Open LukeLalor opened 1 month ago
Questions:
When brainstorming this feature, we talked about several breakpoint locations
I think we might want to narrow it down all the way to just pre-llm execution. At the end of the day, this is a prompt engineering tool, not a debugging tool, and we need to focus accordingly.
Reference: Watch the video at https://www.braintrust.dev/blog/announcing-series-a for an example of how they score and evaluate prompts. @parmi02 @LukeLalor
Problem
prompt engineering is slow, and in a multi-agent system is very hard. You need to experiment with a message arbitrarily deep in the stack quickly. The current replay feature is helpful, but does not work well with docker / k8s deployments, is hard to correlate llm requests (ie, find where you are), and is only "point in time experimentation" rather than modifying the rest of the request.
Out of Scope
This is supposed to be a prompt engineering tool. Developers should use code breakpoints when building custom agent templates or tools.
Proposal
Introduce a debugger into the eidolon dev tools component.
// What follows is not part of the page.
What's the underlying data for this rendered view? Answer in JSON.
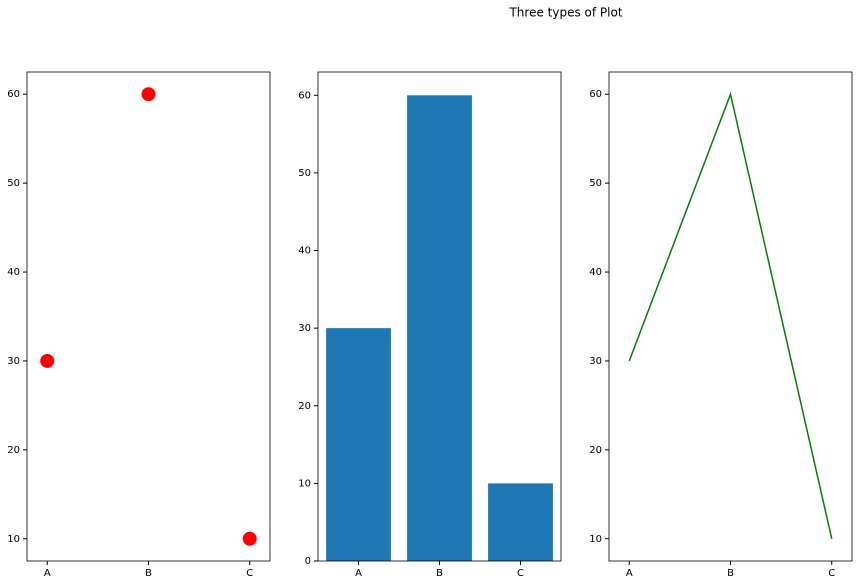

Users can set break points on agents / tools and step through them using the debugger as they are used to in their IDE. Furthermore, they can review a conversation after-the-fact as well, inspect llm requests, and experiment with executing requests with alternative parameters.
Debug Pane
debugger controls, stack, evaluation option(s), variables, save (propagate variable changes to the system)
Breakpoint Plane
Technical Notes
Dev Plan
To reduce scope we can start with part 2: re-executing llm / tool requests. This allows us to introduce most of the concepts (frames, stack, variables, execution) without needing to worry about enabled/disabled breakpoints, or debugger controls (step into, over) rest api concept or handle resumed execution.